Почти везде в доме были камины. Мы завесили несколькими костюмами окна в комнате, которая, по-видимому, служила спальней. Я вышел и обнаружил возле дома огородные грядки и фруктовый сад.
На деревьях еще висели груши и яблоки. Я собрал их и принес с собой.
Когда стемнело настолько, что нельзя было заметить дыма, я развел в камине огонь, и мы занялись едой. Все казалось призрачным и заколдованным. Отсветы огня плясали на чудесных лепных украшениях, а наши тени дрожали на стенах, подобно духам из какого-то другого, счастливого мира.
Стало темно, и Элен сняла свое платье, чтобы подсушить у огня. Она достала и надела вечерний наряд из Парижа.
Я открыл бутылку вина. Стаканов у нас не было, и мы пили прямо из горлышка.
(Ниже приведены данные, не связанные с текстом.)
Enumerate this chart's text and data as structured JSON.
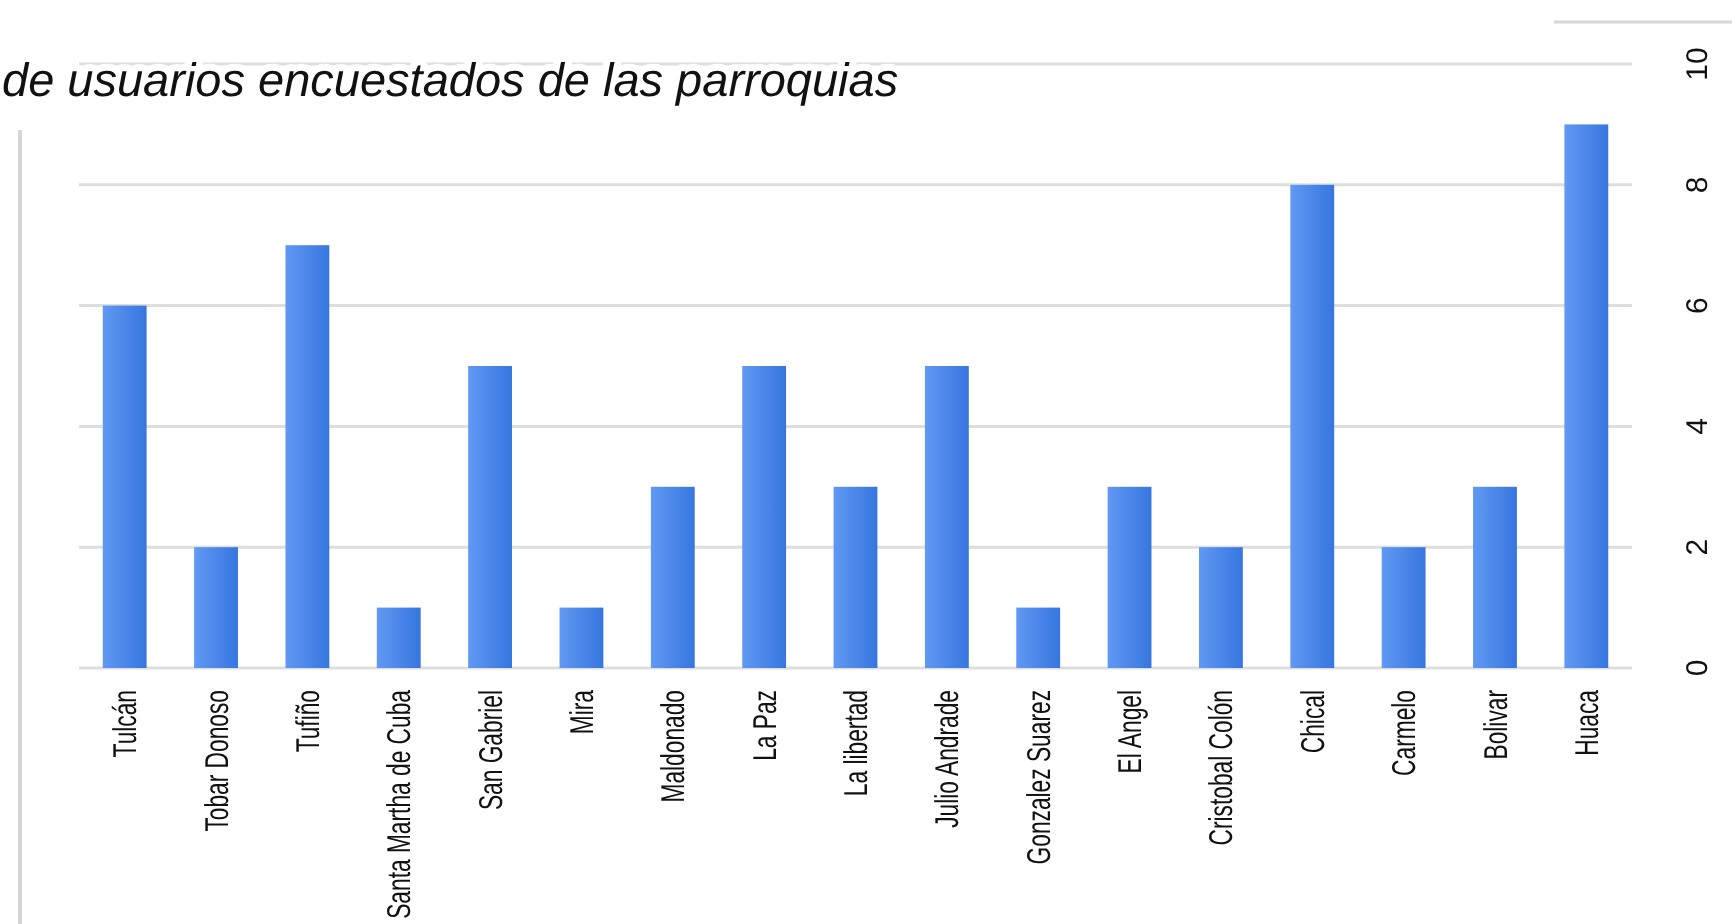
{
  "chart_data": {
    "type": "bar",
    "title": "de usuarios encuestados de las parroquias",
    "categories": [
      "Tulcán",
      "Tobar Donoso",
      "Tufiño",
      "Santa Martha de Cuba",
      "San Gabriel",
      "Mira",
      "Maldonado",
      "La Paz",
      "La libertad",
      "Julio Andrade",
      "Gonzalez Suarez",
      "El Angel",
      "Cristobal Colón",
      "Chical",
      "Carmelo",
      "Bolivar",
      "Huaca"
    ],
    "values": [
      6,
      2,
      7,
      1,
      5,
      1,
      3,
      5,
      3,
      5,
      1,
      3,
      2,
      8,
      2,
      3,
      9
    ],
    "color": "#3a7ff0",
    "ylim": [
      0,
      10
    ],
    "yticks": [
      0,
      2,
      4,
      6,
      8,
      10
    ],
    "grid": "y"
  }
}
Позже Элен еще раз переоделась. Она натянула на себя домино и полумаску, извлеченные из сундука, и побежала так через темные переходы замка, смеясь и крича, то сверху, то снизу. Ее голос раздавался отовсюду, я больше не видел ее, я только слышал ее шаги. Потом она вдруг возникла позади из темноты, и я почувствовал ее дыхание у себя на затылке.
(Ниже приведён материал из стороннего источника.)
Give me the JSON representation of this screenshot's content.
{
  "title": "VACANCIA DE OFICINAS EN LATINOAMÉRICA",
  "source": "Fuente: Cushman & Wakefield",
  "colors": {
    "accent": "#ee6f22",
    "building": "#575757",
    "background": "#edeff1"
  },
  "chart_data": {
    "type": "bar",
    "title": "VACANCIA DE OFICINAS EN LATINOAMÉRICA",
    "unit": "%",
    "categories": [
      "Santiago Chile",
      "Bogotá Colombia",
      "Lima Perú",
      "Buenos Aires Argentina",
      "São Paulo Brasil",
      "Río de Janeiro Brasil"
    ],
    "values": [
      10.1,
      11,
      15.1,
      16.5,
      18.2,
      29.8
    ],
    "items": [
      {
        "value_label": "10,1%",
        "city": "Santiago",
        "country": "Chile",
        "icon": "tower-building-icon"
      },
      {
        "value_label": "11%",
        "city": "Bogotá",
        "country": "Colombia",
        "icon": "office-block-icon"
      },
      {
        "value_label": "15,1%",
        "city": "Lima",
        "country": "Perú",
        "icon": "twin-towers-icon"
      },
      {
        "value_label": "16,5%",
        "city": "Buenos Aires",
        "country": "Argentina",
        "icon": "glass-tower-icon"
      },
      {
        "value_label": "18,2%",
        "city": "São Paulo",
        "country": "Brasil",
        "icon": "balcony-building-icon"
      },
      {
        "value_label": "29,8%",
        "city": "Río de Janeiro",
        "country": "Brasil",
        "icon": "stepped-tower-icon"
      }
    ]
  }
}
– Я думал, что потерял тебя, – сказал я и обнял ее.
– Ты никогда не потеряешь меня, – прошептала она из-под узкой маски, – и знаешь ли почему? Потому что ты никогда не хочешь удержать меня, как крестьянин свою мотыгу. Для человека света это слишком скучно.
– Уж я-то во всяком случае не человек света, – сказал я ошарашенный.
Мы стояли на повороте лестницы. Из спальни сквозь притворенную дверь падала полоса света от камина, выхватывая из мрака бронзовый орнамент перил, плечи Елены и ее рот.
– Ты не знаешь, кто ты, – прошептала она и посмотрела на меня сквозь разрезы маски блестящими глазами, которые, как у змеи, не выражали ничего, но лишь блестела неподвижно.
– Если бы ты только знал, как безотрадны все эти донжуаны! Как поношенные платья. А ты – ты мое сердце.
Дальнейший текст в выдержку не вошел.